In his report to congress, Hu said the country would continue its efforts to build a clean government and fight corruption.
According to the statement, the Party and government would also strengthen supervision and education on leaders of state-owned enterprises (SOEs) to help them uphold integrity and stem corruption so as to promote the healthy development of SOEs.
The meeting urged China's Party discipline organs and government supervision departments to speed their work on setting a new plan to improve the anti-corruption system between 2008 and 2012.
The plan was designed to collect new ideas and measures to prevent corruption and punish corrupt officials.
It was decided at the meeting that the second plenary session of the CPC's 17th Central Commission for Discipline Inspection would be held in January.
In September, China established its first National Bureau of Corruption Prevention in a bid to stop corruption at its source by reforming systems and closing loopholes in policies.
A number of ministerial-level or higher Chinese officials have fallen to "serious corruption" charges in the last five years, including the former director of the National Bureau of Statistics Qiu Xiaohua, the former food and drug administration head Zheng Xiaoyu, and former Party head of Shanghai Chen Liangyu.
Last year, more than 90,000 officials were disciplined, accounting for 0.14 percent of the total CPC members.
In the latest case, He Minxu, former vice governor of Anhui Province, went on trial on December 5 on bribery charges.

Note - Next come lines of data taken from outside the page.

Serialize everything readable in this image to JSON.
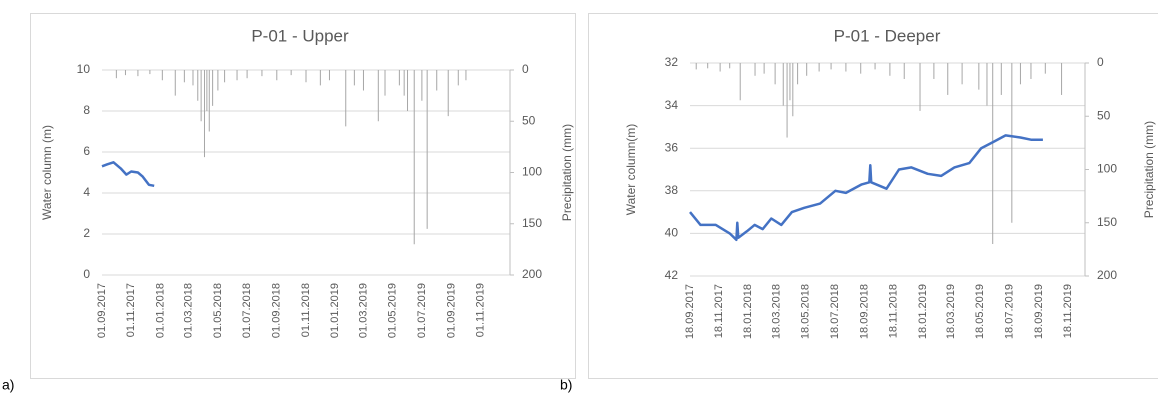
{
  "chart_data": [
    {
      "type": "line",
      "panel_label": "a)",
      "title": "P-01 - Upper",
      "y_label": "Water column (m)",
      "y2_label": "Precipitation (mm)",
      "xlim": [
        "01.09.2017",
        "01.01.2020"
      ],
      "xticks": [
        "01.09.2017",
        "01.11.2017",
        "01.01.2018",
        "01.03.2018",
        "01.05.2018",
        "01.07.2018",
        "01.09.2018",
        "01.11.2018",
        "01.01.2019",
        "01.03.2019",
        "01.05.2019",
        "01.07.2019",
        "01.09.2019",
        "01.11.2019"
      ],
      "ylim": [
        0,
        10
      ],
      "yticks": [
        0,
        2,
        4,
        6,
        8,
        10
      ],
      "y2lim": [
        200,
        0
      ],
      "y2ticks": [
        0,
        50,
        100,
        150,
        200
      ],
      "grid": true,
      "series": [
        {
          "type": "bar",
          "axis": "y2",
          "color": "#a6a6a6",
          "x": [
            "01.10.2017",
            "20.10.2017",
            "15.11.2017",
            "10.12.2017",
            "05.01.2018",
            "01.02.2018",
            "20.02.2018",
            "10.03.2018",
            "20.03.2018",
            "27.03.2018",
            "03.04.2018",
            "08.04.2018",
            "13.04.2018",
            "20.04.2018",
            "01.05.2018",
            "15.05.2018",
            "10.06.2018",
            "01.07.2018",
            "01.08.2018",
            "01.09.2018",
            "01.10.2018",
            "01.11.2018",
            "01.12.2018",
            "20.12.2018",
            "23.01.2019",
            "10.02.2019",
            "01.03.2019",
            "01.04.2019",
            "15.04.2019",
            "15.05.2019",
            "25.05.2019",
            "01.06.2019",
            "15.06.2019",
            "01.07.2019",
            "12.07.2019",
            "01.08.2019",
            "25.08.2019",
            "15.09.2019",
            "01.10.2019"
          ],
          "values": [
            8,
            5,
            6,
            4,
            10,
            25,
            12,
            15,
            30,
            50,
            85,
            40,
            60,
            35,
            20,
            12,
            10,
            8,
            6,
            10,
            5,
            12,
            15,
            10,
            55,
            15,
            20,
            50,
            25,
            15,
            25,
            40,
            170,
            30,
            155,
            20,
            45,
            15,
            10
          ]
        },
        {
          "type": "line",
          "axis": "y",
          "color": "#4472c4",
          "x": [
            "01.09.2017",
            "12.09.2017",
            "25.09.2017",
            "10.10.2017",
            "22.10.2017",
            "01.11.2017",
            "15.11.2017",
            "25.11.2017",
            "08.12.2017",
            "19.12.2017"
          ],
          "values": [
            5.3,
            5.4,
            5.5,
            5.2,
            4.9,
            5.05,
            5.0,
            4.8,
            4.4,
            4.35
          ]
        }
      ]
    },
    {
      "type": "line",
      "panel_label": "b)",
      "title": "P-01 - Deeper",
      "y_label": "Water column(m)",
      "y2_label": "Precipitation (mm)",
      "xlim": [
        "18.09.2017",
        "23.12.2019"
      ],
      "xticks": [
        "18.09.2017",
        "18.11.2017",
        "18.01.2018",
        "18.03.2018",
        "18.05.2018",
        "18.07.2018",
        "18.09.2018",
        "18.11.2018",
        "18.01.2019",
        "18.03.2019",
        "18.05.2019",
        "18.07.2019",
        "18.09.2019",
        "18.11.2019"
      ],
      "ylim": [
        42,
        32
      ],
      "yticks": [
        32,
        34,
        36,
        38,
        40,
        42
      ],
      "y2lim": [
        200,
        0
      ],
      "y2ticks": [
        0,
        50,
        100,
        150,
        200
      ],
      "grid": true,
      "series": [
        {
          "type": "bar",
          "axis": "y2",
          "color": "#a6a6a6",
          "x": [
            "01.10.2017",
            "25.10.2017",
            "20.11.2017",
            "10.12.2017",
            "01.01.2018",
            "01.02.2018",
            "20.02.2018",
            "15.03.2018",
            "01.04.2018",
            "09.04.2018",
            "15.04.2018",
            "21.04.2018",
            "01.05.2018",
            "20.05.2018",
            "15.06.2018",
            "10.07.2018",
            "10.08.2018",
            "10.09.2018",
            "10.10.2018",
            "10.11.2018",
            "10.12.2018",
            "12.01.2019",
            "10.02.2019",
            "11.03.2019",
            "10.04.2019",
            "15.05.2019",
            "01.06.2019",
            "13.06.2019",
            "01.07.2019",
            "23.07.2019",
            "10.08.2019",
            "01.09.2019",
            "01.10.2019",
            "04.11.2019"
          ],
          "values": [
            6,
            5,
            8,
            5,
            35,
            12,
            10,
            20,
            40,
            70,
            35,
            50,
            20,
            12,
            8,
            6,
            8,
            10,
            6,
            12,
            15,
            45,
            15,
            30,
            20,
            25,
            40,
            170,
            30,
            150,
            20,
            15,
            10,
            30
          ]
        },
        {
          "type": "line",
          "axis": "y",
          "color": "#4472c4",
          "x": [
            "18.09.2017",
            "10.10.2017",
            "11.11.2017",
            "10.12.2017",
            "24.12.2017",
            "26.12.2017",
            "28.12.2017",
            "15.01.2018",
            "31.01.2018",
            "17.02.2018",
            "07.03.2018",
            "28.03.2018",
            "19.04.2018",
            "15.05.2018",
            "17.06.2018",
            "19.07.2018",
            "10.08.2018",
            "12.09.2018",
            "28.09.2018",
            "30.09.2018",
            "02.10.2018",
            "03.11.2018",
            "29.11.2018",
            "25.12.2018",
            "28.01.2019",
            "25.02.2019",
            "25.03.2019",
            "25.04.2019",
            "20.05.2019",
            "15.06.2019",
            "10.07.2019",
            "10.08.2019",
            "01.09.2019",
            "26.09.2019"
          ],
          "values": [
            39.0,
            39.6,
            39.6,
            40.0,
            40.3,
            39.5,
            40.2,
            39.9,
            39.6,
            39.8,
            39.3,
            39.6,
            39.0,
            38.8,
            38.6,
            38.0,
            38.1,
            37.7,
            37.6,
            36.8,
            37.6,
            37.9,
            37.0,
            36.9,
            37.2,
            37.3,
            36.9,
            36.7,
            36.0,
            35.7,
            35.4,
            35.5,
            35.6,
            35.6
          ]
        }
      ]
    }
  ]
}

Public prosecutors alleged that from 1991 to May 2006, during He's tenure in various posts -- as deputy labor bureau chief of Zhejiang, Lishui and Chizhou prefectural Party chief, as well as deputy governor of Anhui -- He solicited bribes totaling 8.41 million yuan ($1.12 million) from 27 organizations and individuals.
He was the first high-ranking official to be tried since the conclusion of the 17th National Congress of the Communist Party of China (CPC) in October.